’98 Alumnus Passionate About Assistant U.S. Attorney Position
When Scott Ferber ’98 starts talking about being an assistant United States attorney, his voice changes. He talks a bit faster. He’s enthusiastic. He’s excited. To say it is easy to experience his passion for the position would be a great understatement. “I know it may sound corny, but I wake up every morning truly loving what I do,” Ferber said.
While growing up in Columbus, Ferber couldn’t imagine being anything besides an attorney. As a child, he often followed his father, who is an attorney, to work on the weekends. Ferber’s father practices labor and employment law, and Ferber fully intended to follow in his father’s footsteps. He expected a law firm position was in his future. Indeed, Ferber worked at his father’s firm throughout law school.
But it took no more than a few criminal law courses at The Ohio State University Moritz College of Law to steer his legal path in a different direction. He learned that his true calling was criminal prosecution.
“Private practice certainly is a noble profession and one that I enjoyed. But at the end of the day, you are zealously advocating a position on behalf of a client who, understandably, has expectations about the outcome,” Ferber said about working at a firm. “There is something different about being a prosecutor. Justice is the only mandate. Your job is to do what is right.”
Ferber discovered his passion while taking criminal law classes, specifically those with now-Dean Alan Michaels and Professor Sharon Davies. Ferber enrolled in Davies’ Criminal Procedure course and Michaels’ White Collar Crime course.
“It wasn’t just the subject matter that attracted me to criminal law, although that certainly was part of it,” Ferber shared. “It was the enthusiasm that Professor Michaels and Professor Davies brought to their courses that sealed it for me. I cannot begin to say how appreciative I am of Professor Michaels and Professor Davies for helping me down this path.”
Shortly after graduating, Ferber landed a position at the Manhattan District Attorney’s Office, where Dean Michaels previously worked. While at the District Attorney’s Office, Ferber investigated and prosecuted just about every sort of street crime — drugs, robbery, burglary, assault, etc. — reaffirming that the practice area was right for him.
Ferber remained at the District Attorney’s Office until 2002 and then entered private practice for several years — first at Littler Mendelson in New York City and then at King & Spalding in Atlanta. Ferber, however, felt the pull to return to public service. He landed his dream job in March 2008 as an assistant United States attorney in Atlanta, where he works on the Organized Crime Drug Enforcement Task Force.

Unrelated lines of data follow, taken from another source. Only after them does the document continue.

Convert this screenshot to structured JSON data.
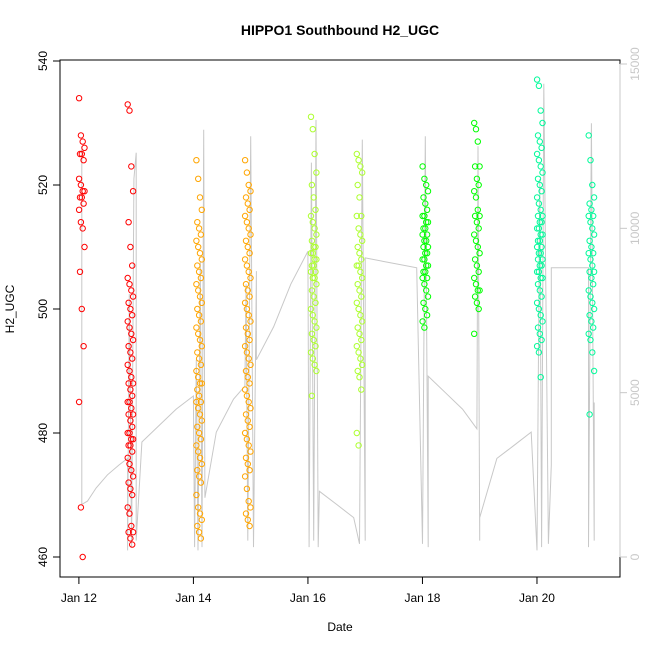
{
  "chart_data": {
    "type": "scatter",
    "title": "HIPPO1 Southbound H2_UGC",
    "xlabel": "Date",
    "ylabel": "H2_UGC",
    "x_tick_labels": [
      "Jan 12",
      "Jan 14",
      "Jan 16",
      "Jan 18",
      "Jan 20"
    ],
    "x_tick_days": [
      12,
      14,
      16,
      18,
      20
    ],
    "xlim_days": [
      11.67,
      21.45
    ],
    "y_left_ticks": [
      460,
      480,
      500,
      520,
      540
    ],
    "ylim_left": [
      460,
      540
    ],
    "y_right_ticks": [
      0,
      5000,
      10000,
      15000
    ],
    "y_right_tick_labels": [
      "0",
      "5000",
      "10000",
      "15000"
    ],
    "ylim_right": [
      -200,
      15000
    ],
    "grid": false,
    "legend": "none",
    "colors": {
      "altitude": "#c8c8c8",
      "flights": [
        "#ff0000",
        "#ff0000",
        "#ffa500",
        "#ffa500",
        "#adff2f",
        "#adff2f",
        "#00ff00",
        "#00ff00",
        "#00fa9a",
        "#00fa9a"
      ]
    },
    "series": [
      {
        "day": 12.05,
        "values": [
          534,
          528,
          527,
          526,
          525,
          525,
          524,
          521,
          520,
          519,
          519,
          518,
          518,
          517,
          516,
          514,
          513,
          510,
          506,
          500,
          494,
          485,
          468,
          460
        ]
      },
      {
        "day": 12.9,
        "values": [
          533,
          532,
          523,
          519,
          514,
          510,
          507,
          505,
          504,
          503,
          502,
          501,
          500,
          499,
          498,
          497,
          496,
          495,
          494,
          493,
          492,
          491,
          490,
          489,
          488,
          488,
          487,
          486,
          485,
          485,
          484,
          483,
          483,
          482,
          481,
          480,
          480,
          479,
          479,
          478,
          478,
          477,
          476,
          475,
          474,
          473,
          472,
          471,
          470,
          468,
          467,
          465,
          464,
          464,
          463,
          462
        ]
      },
      {
        "day": 14.1,
        "values": [
          524,
          521,
          518,
          516,
          514,
          513,
          512,
          511,
          510,
          509,
          508,
          507,
          506,
          505,
          504,
          503,
          502,
          501,
          500,
          499,
          498,
          497,
          496,
          495,
          494,
          493,
          492,
          491,
          490,
          489,
          488,
          488,
          487,
          486,
          485,
          485,
          484,
          483,
          482,
          481,
          480,
          479,
          478,
          477,
          476,
          475,
          474,
          473,
          472,
          470,
          468,
          467,
          466,
          465,
          464,
          463
        ]
      },
      {
        "day": 14.95,
        "values": [
          524,
          522,
          520,
          519,
          518,
          517,
          516,
          515,
          514,
          513,
          512,
          511,
          510,
          509,
          508,
          507,
          506,
          505,
          504,
          503,
          502,
          501,
          500,
          499,
          498,
          497,
          496,
          495,
          494,
          493,
          492,
          491,
          490,
          489,
          488,
          487,
          486,
          485,
          484,
          483,
          482,
          481,
          480,
          479,
          478,
          477,
          476,
          475,
          474,
          473,
          471,
          469,
          468,
          467,
          466,
          465
        ]
      },
      {
        "day": 16.1,
        "values": [
          531,
          529,
          525,
          522,
          520,
          518,
          516,
          515,
          514,
          513,
          512,
          511,
          510,
          510,
          509,
          509,
          508,
          508,
          507,
          507,
          506,
          506,
          505,
          505,
          504,
          503,
          502,
          501,
          500,
          499,
          498,
          497,
          496,
          495,
          494,
          493,
          492,
          491,
          490,
          486
        ]
      },
      {
        "day": 16.9,
        "values": [
          525,
          524,
          523,
          522,
          520,
          518,
          515,
          515,
          513,
          512,
          511,
          510,
          509,
          508,
          507,
          507,
          506,
          505,
          504,
          503,
          502,
          501,
          500,
          499,
          498,
          497,
          496,
          495,
          494,
          493,
          492,
          491,
          490,
          489,
          487,
          480,
          478
        ]
      },
      {
        "day": 18.05,
        "values": [
          523,
          521,
          520,
          519,
          518,
          517,
          516,
          515,
          515,
          514,
          514,
          513,
          513,
          512,
          512,
          511,
          511,
          510,
          510,
          509,
          509,
          508,
          508,
          507,
          507,
          506,
          506,
          505,
          505,
          504,
          503,
          502,
          501,
          500,
          499,
          498,
          497
        ]
      },
      {
        "day": 18.95,
        "values": [
          530,
          529,
          527,
          523,
          523,
          521,
          520,
          519,
          518,
          516,
          515,
          515,
          514,
          513,
          512,
          511,
          510,
          509,
          508,
          507,
          506,
          505,
          504,
          503,
          503,
          502,
          501,
          500,
          496
        ]
      },
      {
        "day": 20.05,
        "values": [
          537,
          536,
          532,
          530,
          528,
          527,
          526,
          525,
          524,
          523,
          522,
          521,
          520,
          519,
          518,
          517,
          516,
          515,
          515,
          514,
          514,
          513,
          513,
          512,
          512,
          511,
          511,
          510,
          510,
          509,
          509,
          508,
          508,
          507,
          507,
          506,
          506,
          505,
          505,
          504,
          503,
          502,
          501,
          500,
          499,
          498,
          497,
          496,
          495,
          494,
          493,
          489
        ]
      },
      {
        "day": 20.95,
        "values": [
          528,
          524,
          520,
          518,
          517,
          516,
          515,
          515,
          514,
          513,
          512,
          511,
          510,
          509,
          509,
          508,
          507,
          506,
          506,
          505,
          504,
          503,
          502,
          501,
          500,
          499,
          498,
          497,
          496,
          495,
          493,
          490,
          483
        ]
      }
    ],
    "altitude_series": {
      "points": [
        [
          12.05,
          12500
        ],
        [
          12.05,
          1600
        ],
        [
          12.15,
          1700
        ],
        [
          12.3,
          2100
        ],
        [
          12.5,
          2500
        ],
        [
          12.7,
          2800
        ],
        [
          12.85,
          3000
        ],
        [
          12.85,
          200
        ],
        [
          12.88,
          8000
        ],
        [
          12.92,
          300
        ],
        [
          12.96,
          11500
        ],
        [
          13.0,
          12300
        ],
        [
          13.0,
          500
        ],
        [
          13.1,
          3500
        ],
        [
          13.4,
          4000
        ],
        [
          13.7,
          4500
        ],
        [
          14.0,
          4900
        ],
        [
          14.02,
          300
        ],
        [
          14.05,
          6000
        ],
        [
          14.08,
          200
        ],
        [
          14.12,
          9000
        ],
        [
          14.15,
          300
        ],
        [
          14.18,
          13000
        ],
        [
          14.2,
          1800
        ],
        [
          14.4,
          3800
        ],
        [
          14.7,
          4800
        ],
        [
          14.9,
          5200
        ],
        [
          14.92,
          8300
        ],
        [
          14.95,
          500
        ],
        [
          15.0,
          12800
        ],
        [
          15.05,
          300
        ],
        [
          15.1,
          8700
        ],
        [
          15.1,
          6000
        ],
        [
          15.4,
          7000
        ],
        [
          15.7,
          8300
        ],
        [
          16.0,
          9300
        ],
        [
          16.02,
          300
        ],
        [
          16.06,
          12000
        ],
        [
          16.1,
          500
        ],
        [
          16.14,
          13300
        ],
        [
          16.18,
          300
        ],
        [
          16.2,
          2000
        ],
        [
          16.5,
          1600
        ],
        [
          16.8,
          1200
        ],
        [
          16.9,
          400
        ],
        [
          16.95,
          12700
        ],
        [
          17.0,
          500
        ],
        [
          17.0,
          9100
        ],
        [
          17.3,
          9000
        ],
        [
          17.6,
          8900
        ],
        [
          17.9,
          8800
        ],
        [
          18.0,
          400
        ],
        [
          18.05,
          12800
        ],
        [
          18.1,
          300
        ],
        [
          18.1,
          5500
        ],
        [
          18.4,
          5000
        ],
        [
          18.7,
          4500
        ],
        [
          18.95,
          3900
        ],
        [
          18.97,
          12500
        ],
        [
          19.0,
          500
        ],
        [
          19.0,
          1200
        ],
        [
          19.3,
          3000
        ],
        [
          19.6,
          3400
        ],
        [
          19.9,
          3800
        ],
        [
          20.0,
          200
        ],
        [
          20.05,
          11500
        ],
        [
          20.08,
          300
        ],
        [
          20.12,
          14400
        ],
        [
          20.2,
          400
        ],
        [
          20.25,
          2800
        ],
        [
          20.25,
          8800
        ],
        [
          20.6,
          8800
        ],
        [
          20.9,
          8800
        ],
        [
          20.9,
          300
        ],
        [
          20.95,
          13200
        ],
        [
          21.0,
          500
        ],
        [
          21.0,
          4700
        ]
      ]
    }
  }
}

Ferber particularly enjoys prosecuting drug crimes for the federal government because it provides the opportunity to “work up the chain.” Ferber observed, “We are able to pursue drug trafficking organizations on a macro level, targeting their distribution networks, sources of supply, and financial arms. I find this work very rewarding and feel as though we’re making a difference.”
Ferber also appreciates the cross-pollination among the office’s different sections. He was recently co-counsel on a weeklong trial where the defendant was convicted of using the Internet and traveling to attempt to entice a minor to have sex.
When asked what the future holds, Ferber quickly responded, “I love what I do and feel very fortunate to be where I am. I have Ohio State to thank for that.”